Fourth Amendment protections against unwarranted search and seizure, for instance, did not apply in the United States as long as the president was combatting terrorism, the Justice Department said in an Oct. 23, 2001, memo.
“First Amendment speech and press rights may also be subordinated to the overriding need to wage war successfully,” Deputy Assistant Attorney General John Yoo wrote, adding later: “The current campaign against terrorism may require even broader exercises of federal power domestically.”
On Sept. 25, 2001, Yoo discussed possible changes to the laws governing wiretaps for intelligence gathering. In that memo, he said the government’s interest in keeping the nation safe following the terrorist attacks might justify warrantless searches.
A newly released Bush administration legal memo from 2002 claimed that the president has an unfettered right to transfer suspected terrorists to other governments without regard for whether they would be subject to torture
I’m actually wondering if this stuff was released now to get our attention away from this almost as stunning bit:
So on Friday, in a move that Al-Haramain’s lawyer called “mind-boggling”, the Obama administration told the federal court, once again, that it did not have the authority to order the government to make the critical document in the case available to the organization’s lawyers.

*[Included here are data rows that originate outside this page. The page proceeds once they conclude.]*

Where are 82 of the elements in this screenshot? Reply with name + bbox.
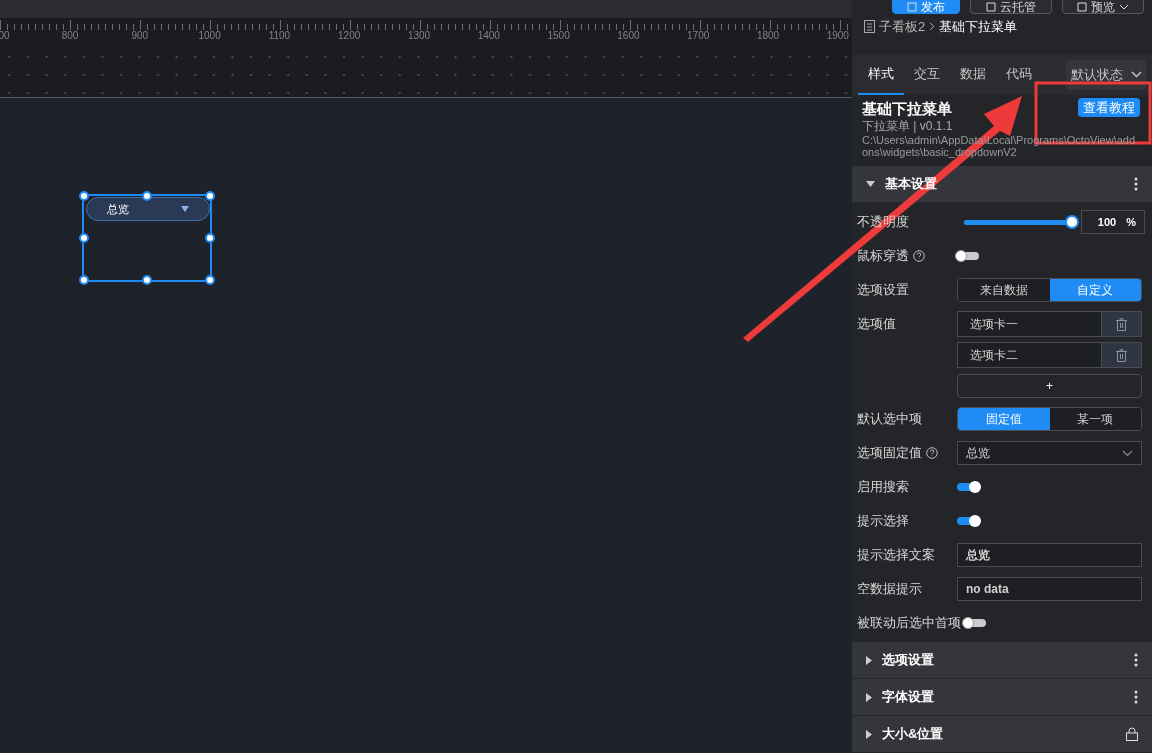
field-label: 空数据提示: [857, 580, 922, 599]
number-field[interactable]: 100 %: [1081, 210, 1145, 234]
section-header[interactable]: 字体设置: [852, 679, 1152, 716]
state-select[interactable]: 默认状态: [1066, 59, 1146, 90]
resize-handle[interactable]: [79, 233, 89, 243]
resize-handle[interactable]: [79, 275, 89, 285]
toolbar-icon: [986, 1, 996, 12]
ruler-label: 1700: [687, 29, 710, 43]
toolbar-icon: [907, 1, 917, 12]
add-option-button[interactable]: +: [957, 374, 1142, 398]
ruler-label: 1900: [826, 29, 849, 43]
chevron-down-icon: [1119, 3, 1129, 10]
ruler-label: 800: [61, 29, 79, 43]
toggle-switch[interactable]: [957, 252, 979, 260]
panel-tab[interactable]: 样式: [858, 54, 904, 95]
resize-handle[interactable]: [205, 275, 215, 285]
field-label: 选项设置: [857, 281, 909, 300]
select-field[interactable]: 总览: [957, 441, 1142, 465]
field-label: 鼠标穿透: [857, 247, 909, 266]
resize-handle[interactable]: [142, 191, 152, 201]
more-icon[interactable]: [1134, 653, 1138, 667]
segment-option[interactable]: 来自数据: [958, 279, 1050, 301]
caret-down-icon: [866, 181, 875, 187]
resize-handle[interactable]: [79, 191, 89, 201]
ruler-label: 1800: [756, 29, 780, 43]
panel-tab[interactable]: 代码: [996, 54, 1042, 95]
breadcrumb-item[interactable]: 子看板2: [879, 16, 926, 37]
lock-icon[interactable]: [1126, 727, 1138, 741]
caret-icon: [181, 206, 189, 212]
section-header[interactable]: 选项设置: [852, 642, 1152, 679]
field-label: 提示选择文案: [857, 546, 935, 565]
ruler-label: 1200: [338, 29, 361, 43]
toggle-switch[interactable]: [964, 619, 986, 627]
toolbar-button[interactable]: 云托管: [970, 0, 1052, 14]
toolbar-button[interactable]: 预览: [1062, 0, 1144, 14]
component-version: 下拉菜单 | v0.1.1: [862, 118, 954, 134]
resize-handle[interactable]: [205, 191, 215, 201]
chevron-down-icon: [1122, 449, 1133, 457]
ruler-label: 1300: [407, 29, 431, 43]
number-value: 100: [1097, 214, 1117, 230]
segment-option[interactable]: 某一项: [1049, 408, 1141, 430]
field-label: 被联动后选中首项: [857, 614, 961, 633]
caret-right-icon: [866, 655, 872, 665]
caret-right-icon: [866, 692, 872, 702]
more-icon[interactable]: [1134, 177, 1138, 191]
chevron-down-icon: [1130, 71, 1142, 79]
field-label: 默认选中项: [857, 410, 922, 429]
ruler-label: 1600: [617, 29, 640, 43]
ruler-label: 1100: [268, 29, 291, 43]
section-title: 选项设置: [882, 651, 935, 670]
caret-right-icon: [866, 729, 872, 739]
ruler-label: 900: [131, 29, 149, 43]
toolbar-icon: [1077, 1, 1087, 12]
board-icon: [864, 19, 875, 33]
resize-handle[interactable]: [142, 275, 152, 285]
slider-thumb[interactable]: [1065, 215, 1079, 229]
more-icon[interactable]: [1134, 690, 1138, 704]
toggle-switch[interactable]: [957, 517, 979, 525]
dropdown-widget[interactable]: 总览: [86, 197, 210, 221]
unit-label: %: [1126, 214, 1136, 230]
toggle-switch[interactable]: [957, 483, 979, 491]
section-title: 大小&位置: [882, 725, 945, 744]
component-title: 基础下拉菜单: [862, 98, 952, 119]
field-label: 选项值: [857, 315, 896, 334]
field-label: 提示选择: [857, 512, 909, 531]
section-header[interactable]: 大小&位置: [852, 716, 1152, 753]
help-icon[interactable]: [926, 447, 938, 459]
help-icon[interactable]: [913, 250, 925, 262]
panel-tab[interactable]: 交互: [904, 54, 950, 95]
section-title: 字体设置: [882, 688, 935, 707]
ruler-label: 1500: [547, 29, 570, 43]
field-label: 启用搜索: [857, 478, 909, 497]
breadcrumb-item: 基础下拉菜单: [939, 17, 1018, 36]
text-field[interactable]: 总览: [957, 543, 1142, 567]
resize-handle[interactable]: [205, 233, 215, 243]
chevron-right-icon: [929, 21, 936, 31]
ruler-label: 1000: [198, 29, 221, 43]
panel-tab[interactable]: 数据: [950, 54, 996, 95]
ruler-label: 1400: [477, 29, 500, 43]
field-label: 选项固定值: [857, 444, 922, 463]
dropdown-value: 总览: [107, 201, 129, 217]
text-field[interactable]: no data: [957, 577, 1142, 601]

The decision to reveal the document, wrote the government, “is committed to the discretion of the Executive Branch, and is not subject to judicial review.”
Not only does that defy the court once again, but there’s a catch: the court already has the document, which was filed months ago under seal. What’s more, the lawyers for Al-Haramain have already seen it; it was inadvertently turned over to them back in 2004, when the government was busy trying to prove that Al-Haramain was funnelling money to terrorists.
In other words, the government lawyers threatened to physically remove the document from the court files if the Judge insists that he has the right — as he already ruled he has — to allow Al-Haramain’s lawyers to see it.
(go read the article for the bits that explain this). Obviously, this is at a different level than saying the President could ignore or overrule the First and Fourth amendments, but were these Obama administration lawyers really saying they might send the FBI or other group to break into a judge’s office?
6/5/09 Update: The latest is:
A federal district court judge in California yesterday dismissed a slew of lawsuits filed against telecommunications companies that allegedly helped the U.S. government engage in warrantless wiretapping.
Judge Vaughn Walker in San Francisco dismissed the cases because Congress explicitly gave the telecom companies immunity from civil suits in a 2008 amendment to the Foreign Intelligence Surveillance Act, or FISA.
Meanwhile, in a separate ruling in the Al-Haramain case, Judge Walker ruled that the defunct Islamic charity can proceed with its case against the government even without the document that the Obama administration has been trying so desperately to conceal. That document — which the government inadvertently disclosed to Al-Haramain’s lawyers — establishes that the organization was wiretapped, its lawyers say.